Can you share genesis file you are using?
In my test environment, I generate a random genesis file every time using this script, which creates many accounts in one genesis file.
For a quick test, this is a larger than 800MB genesis file of Endurance's mainnet. You could also try using this file: (But I haven't tried this file to see if it will produce the error. My error comes from the script method mentioned above.) https://github.com/OpenFusionist/network_config
hi @LukaszRozmej For the above mentioned performance regression, I've done a further investigation and have some conclusions and points I'd like to further discuss
Regarding the performance issue: PR: https://github.com/NethermindEth/nethermind/pull/7215 was a performance optimization that replaced LruCache with ClockCache to reduce lock granularity. However, due to implementation details, it caused a regression that led to timeout issues when initializing large genesis files (>800M). The latest commit (60159fb448d5b7fd53565aa7b15942a8c68614ba) appears to have fixed this issue based on our tests.
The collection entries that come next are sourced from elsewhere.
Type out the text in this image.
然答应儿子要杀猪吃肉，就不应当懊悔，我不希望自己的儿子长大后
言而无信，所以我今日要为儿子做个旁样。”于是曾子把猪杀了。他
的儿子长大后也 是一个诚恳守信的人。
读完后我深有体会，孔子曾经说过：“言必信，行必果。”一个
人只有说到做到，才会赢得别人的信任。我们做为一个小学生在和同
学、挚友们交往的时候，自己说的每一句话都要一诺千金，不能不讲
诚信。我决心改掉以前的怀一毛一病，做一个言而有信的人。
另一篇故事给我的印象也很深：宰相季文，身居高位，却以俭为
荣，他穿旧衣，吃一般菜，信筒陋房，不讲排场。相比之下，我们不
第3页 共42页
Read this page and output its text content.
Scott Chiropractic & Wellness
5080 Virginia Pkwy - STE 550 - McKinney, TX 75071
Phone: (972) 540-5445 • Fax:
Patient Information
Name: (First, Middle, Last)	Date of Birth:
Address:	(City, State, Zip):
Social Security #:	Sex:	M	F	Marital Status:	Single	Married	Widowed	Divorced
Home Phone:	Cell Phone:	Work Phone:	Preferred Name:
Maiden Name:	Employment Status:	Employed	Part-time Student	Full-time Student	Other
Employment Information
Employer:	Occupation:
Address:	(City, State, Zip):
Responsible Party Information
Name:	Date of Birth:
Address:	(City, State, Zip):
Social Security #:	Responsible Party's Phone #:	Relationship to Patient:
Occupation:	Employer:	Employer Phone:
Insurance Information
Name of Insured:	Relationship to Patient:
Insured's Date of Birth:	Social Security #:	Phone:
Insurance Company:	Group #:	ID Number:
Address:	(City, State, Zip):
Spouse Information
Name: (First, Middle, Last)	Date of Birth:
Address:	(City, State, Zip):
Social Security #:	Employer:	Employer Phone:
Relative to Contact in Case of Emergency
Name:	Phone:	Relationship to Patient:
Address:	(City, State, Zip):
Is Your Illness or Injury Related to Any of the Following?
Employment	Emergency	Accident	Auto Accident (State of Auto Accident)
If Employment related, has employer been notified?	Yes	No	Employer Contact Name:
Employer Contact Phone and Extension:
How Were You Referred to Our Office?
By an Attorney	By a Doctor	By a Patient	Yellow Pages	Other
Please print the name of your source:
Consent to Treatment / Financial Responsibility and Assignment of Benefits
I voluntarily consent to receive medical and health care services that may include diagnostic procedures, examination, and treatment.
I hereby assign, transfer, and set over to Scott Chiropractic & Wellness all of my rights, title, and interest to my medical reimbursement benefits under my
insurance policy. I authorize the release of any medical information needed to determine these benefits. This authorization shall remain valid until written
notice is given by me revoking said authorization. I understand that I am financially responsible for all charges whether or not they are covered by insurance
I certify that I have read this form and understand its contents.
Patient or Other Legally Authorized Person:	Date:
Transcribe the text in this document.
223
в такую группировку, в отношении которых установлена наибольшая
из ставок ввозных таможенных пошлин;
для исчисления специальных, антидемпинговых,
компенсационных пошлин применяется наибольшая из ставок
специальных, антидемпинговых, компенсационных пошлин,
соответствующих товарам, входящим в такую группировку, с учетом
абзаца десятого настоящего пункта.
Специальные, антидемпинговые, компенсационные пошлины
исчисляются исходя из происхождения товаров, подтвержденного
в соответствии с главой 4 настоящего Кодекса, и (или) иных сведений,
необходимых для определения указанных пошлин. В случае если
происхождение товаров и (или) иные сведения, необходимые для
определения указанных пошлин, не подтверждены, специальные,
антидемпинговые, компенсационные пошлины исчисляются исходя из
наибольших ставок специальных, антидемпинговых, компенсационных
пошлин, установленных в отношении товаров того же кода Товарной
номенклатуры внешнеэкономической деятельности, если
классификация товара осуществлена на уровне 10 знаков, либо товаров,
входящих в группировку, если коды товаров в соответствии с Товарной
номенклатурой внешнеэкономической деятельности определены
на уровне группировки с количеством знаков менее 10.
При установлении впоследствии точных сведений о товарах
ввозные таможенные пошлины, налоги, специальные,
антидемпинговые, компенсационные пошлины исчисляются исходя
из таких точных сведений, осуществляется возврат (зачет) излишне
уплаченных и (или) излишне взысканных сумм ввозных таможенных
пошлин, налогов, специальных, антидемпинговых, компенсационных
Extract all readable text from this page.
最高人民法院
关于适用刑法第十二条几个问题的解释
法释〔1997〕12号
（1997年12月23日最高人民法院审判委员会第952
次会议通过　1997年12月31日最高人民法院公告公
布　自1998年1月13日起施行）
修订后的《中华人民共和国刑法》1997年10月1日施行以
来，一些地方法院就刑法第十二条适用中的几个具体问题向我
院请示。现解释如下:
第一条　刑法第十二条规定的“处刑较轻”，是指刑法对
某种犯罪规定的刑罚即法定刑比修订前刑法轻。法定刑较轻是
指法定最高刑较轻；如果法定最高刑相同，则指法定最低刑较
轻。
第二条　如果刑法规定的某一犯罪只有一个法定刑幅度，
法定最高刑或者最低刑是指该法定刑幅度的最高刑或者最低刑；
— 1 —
Issue identification method:
- Compared commits between two releases (1.27.1...1.28.0)
- Locally compiled Nethermind and attempted to start it with a large genesis file
- Used git bisect to gradually locate the problematic commit
Regarding the 40s hard-coded timeout: this has been previously discussed.Related PR: https://github.com/NethermindEth/nethermind/pull/6160. We can further discuss this issue:
It's up for discussion if we want to increase the timeout from 40 seconds (current default, hard-coded value) to something different.
Let me know if you need any additional information or clarification on this matter.
@ohko4711 thank you for the analysis. #7215 might have some unplanned effect though https://github.com/NethermindEth/nethermind/commit/60159fb448d5b7fd53565aa7b15942a8c68614ba shouldn't affect genesis based on the code, so not sure if it was this that could fix it. @benaadams can you check, both are your changes.
I will move the timeout to config though.
@LukaszRozmej Anything more planned for this issue?
We could explore some additional optimizations that would not deserialize genesis file to an object, but it is very low priority now, so I think we can close.